Передача данных за границу допускается только в страны, обеспечивающие адекватный уровень защиты (список утвержден Роскомнадзором). Оператор обязан уведомить Роскомнадзор о трансграничной передаче и получить согласие субъекта.

Основной риск — утечка данных при передаче на зарубежные серверы. Для минимизации рисков рекомендуется использовать шифрование, заключать соглашения с иностранными партнерами и проводить аудит их систем защиты. Также важно проверять, включена ли страна в список Роскомнадзора.

Возмещение убытков, морального вреда (независимо от вины), неустойки. Суд учитывает вину, страдания. Организация отвечает за вред от сотрудников.

Незаконное использование/сбор/хранение ПД; отказ в предоставлении документов. Только для физлиц. Организация может быть привлечена административно.

За нарушения, допущенные работниками оператора, которым оператор передал персональные данные для исполнения ими служебных обязанностей, гражданско-правовую ответственность несет оператор (п. 1 ст. 1068 ГК РФ, п. 20 Постановления Пленума Верховного Суда РФ от 15.11.2022 N 33). Например, если работник передал третьему лицу документ с персональными данными другого работника в открытом виде, моральный вред могут взыскать с работодателя (Определение Четвертого кассационного суда общей юрисдикции от 25.08.2022 N 88-22268/2022).

При этом к административной ответственности в таком случае могут одновременно привлечь и оператора, и виновного работника, за исключением ряда случаев, когда к ответственности привлекается только работник (ч. 3, 4 ст. 2.1 КоАП РФ).

Если же бывший работник продолжил после увольнения обработку персональных данных, к которым получил доступ в период работы, то за данное нарушение к административной ответственности по ч. 1 ст. 13.11 КоАП РФ привлекают именно его (Постановление Четвертого кассационного суда общей юрисдикции от 29.11.2022 N П16-4000/2022).

Роскомнадзор проводит плановые проверки раз в 3 года и внеплановые по жалобам. Проверка включает анализ документов, мер защиты и процессов обработки данных. Уведомление о проверке направляется за 3 дня (для плановых) или немедленно (для внеплановых).

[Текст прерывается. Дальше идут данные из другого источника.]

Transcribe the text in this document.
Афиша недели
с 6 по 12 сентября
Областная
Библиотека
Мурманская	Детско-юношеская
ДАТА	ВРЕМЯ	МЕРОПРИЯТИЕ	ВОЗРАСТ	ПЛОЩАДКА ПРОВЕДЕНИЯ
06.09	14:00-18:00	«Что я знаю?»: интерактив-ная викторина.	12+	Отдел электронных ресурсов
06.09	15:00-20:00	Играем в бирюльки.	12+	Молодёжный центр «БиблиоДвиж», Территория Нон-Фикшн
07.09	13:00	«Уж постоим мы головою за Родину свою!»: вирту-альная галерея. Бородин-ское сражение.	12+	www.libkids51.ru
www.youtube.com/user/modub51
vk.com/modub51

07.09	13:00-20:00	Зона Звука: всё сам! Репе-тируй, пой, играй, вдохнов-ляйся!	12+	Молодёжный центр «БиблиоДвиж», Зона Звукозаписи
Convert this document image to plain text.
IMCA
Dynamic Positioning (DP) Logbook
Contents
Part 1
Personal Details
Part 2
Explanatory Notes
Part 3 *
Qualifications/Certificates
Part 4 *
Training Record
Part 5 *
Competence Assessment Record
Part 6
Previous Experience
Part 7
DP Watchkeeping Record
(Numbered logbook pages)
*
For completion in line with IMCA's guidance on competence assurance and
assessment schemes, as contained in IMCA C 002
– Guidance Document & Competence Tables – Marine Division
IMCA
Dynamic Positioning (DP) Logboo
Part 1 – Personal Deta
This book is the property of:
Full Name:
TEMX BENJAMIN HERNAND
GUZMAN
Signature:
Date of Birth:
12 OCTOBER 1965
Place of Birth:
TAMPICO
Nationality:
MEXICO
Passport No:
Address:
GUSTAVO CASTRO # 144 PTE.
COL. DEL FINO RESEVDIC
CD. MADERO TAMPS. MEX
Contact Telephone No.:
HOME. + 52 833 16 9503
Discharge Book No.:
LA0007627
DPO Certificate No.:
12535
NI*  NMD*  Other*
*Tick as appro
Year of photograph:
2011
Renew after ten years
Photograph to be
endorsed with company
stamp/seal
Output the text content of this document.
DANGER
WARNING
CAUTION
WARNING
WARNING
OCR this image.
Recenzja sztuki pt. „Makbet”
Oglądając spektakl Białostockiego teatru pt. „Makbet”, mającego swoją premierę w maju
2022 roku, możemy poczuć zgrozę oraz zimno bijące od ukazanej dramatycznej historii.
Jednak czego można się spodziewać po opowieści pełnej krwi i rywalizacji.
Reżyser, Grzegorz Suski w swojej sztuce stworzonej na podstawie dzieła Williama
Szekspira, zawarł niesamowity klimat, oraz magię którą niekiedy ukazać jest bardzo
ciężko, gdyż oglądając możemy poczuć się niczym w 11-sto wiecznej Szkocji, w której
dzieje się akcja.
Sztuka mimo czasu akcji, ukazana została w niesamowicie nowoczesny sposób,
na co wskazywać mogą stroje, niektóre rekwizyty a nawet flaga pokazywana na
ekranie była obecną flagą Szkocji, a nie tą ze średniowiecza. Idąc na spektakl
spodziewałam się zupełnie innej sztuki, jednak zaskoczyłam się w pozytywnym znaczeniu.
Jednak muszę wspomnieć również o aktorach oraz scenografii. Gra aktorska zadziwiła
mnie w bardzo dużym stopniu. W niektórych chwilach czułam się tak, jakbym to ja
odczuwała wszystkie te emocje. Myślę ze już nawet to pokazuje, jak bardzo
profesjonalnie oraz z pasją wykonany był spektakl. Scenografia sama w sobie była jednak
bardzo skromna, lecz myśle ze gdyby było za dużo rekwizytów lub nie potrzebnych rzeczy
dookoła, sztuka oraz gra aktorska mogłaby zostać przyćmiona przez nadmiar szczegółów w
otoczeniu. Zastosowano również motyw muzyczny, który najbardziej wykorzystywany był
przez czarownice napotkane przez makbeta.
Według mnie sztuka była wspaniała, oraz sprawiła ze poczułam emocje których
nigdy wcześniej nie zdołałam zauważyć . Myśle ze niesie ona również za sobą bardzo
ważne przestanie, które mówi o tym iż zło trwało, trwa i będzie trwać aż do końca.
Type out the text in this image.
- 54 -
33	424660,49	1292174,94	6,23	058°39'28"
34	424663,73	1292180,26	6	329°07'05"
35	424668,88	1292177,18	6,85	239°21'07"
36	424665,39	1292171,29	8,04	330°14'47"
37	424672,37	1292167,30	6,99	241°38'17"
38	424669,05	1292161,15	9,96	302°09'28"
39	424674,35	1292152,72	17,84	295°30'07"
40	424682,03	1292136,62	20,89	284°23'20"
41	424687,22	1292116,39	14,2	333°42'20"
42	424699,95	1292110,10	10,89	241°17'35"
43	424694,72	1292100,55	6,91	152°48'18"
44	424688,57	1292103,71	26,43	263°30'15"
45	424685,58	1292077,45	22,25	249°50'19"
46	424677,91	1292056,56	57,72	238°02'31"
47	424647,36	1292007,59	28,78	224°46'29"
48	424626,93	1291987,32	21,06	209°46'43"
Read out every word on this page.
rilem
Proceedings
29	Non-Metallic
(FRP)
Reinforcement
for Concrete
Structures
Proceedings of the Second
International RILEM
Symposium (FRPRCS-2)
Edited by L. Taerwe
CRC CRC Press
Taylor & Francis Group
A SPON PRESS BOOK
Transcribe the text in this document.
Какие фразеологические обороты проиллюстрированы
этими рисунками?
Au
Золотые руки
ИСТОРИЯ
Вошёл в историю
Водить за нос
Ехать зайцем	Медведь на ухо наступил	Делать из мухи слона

Для проверки необходимо предоставить:

• Уведомление об обработке данных.
• Политику обработки данных.
• Образцы согласий субъектов.
• Журналы аудита и обучения сотрудников.
• Документы о технических мерах защиты.

Отсутствие любого документа может стать основанием для штрафа.

Инспекторы часто отмечают:

• Отсутствие политики обработки данных на сайте.
• Неправильное оформление согласий.
• Недостаточные меры защиты (например, отсутствие шифрования).
• Несвоевременное уведомление Роскомнадзора.

Регулярный аудит помогает устранить эти проблемы до проверки.

Частые ошибки включают:

• Игнорирование регистрации в Роскомнадзоре.
• Отсутствие согласия на обработку данных.
• Не публикация политики обработки данных.
• Недостаточные меры защиты (например, слабые пароли).
• Передача данных третьим лицам без согласия.

Эти ошибки легко устранить при правильной организации процессов.

Малый бизнес может:

1. Зарегистрироваться в Роскомнадзоре через портал.
2. Использовать готовые шаблоны политики и согласий.
3. Внедрить базовые меры защиты (SSL, антивирус).
4. Проводить обучение сотрудников раз в год.
5. Назначить ответственного за защиту данных.

Эти шаги минимизируют затраты и риски.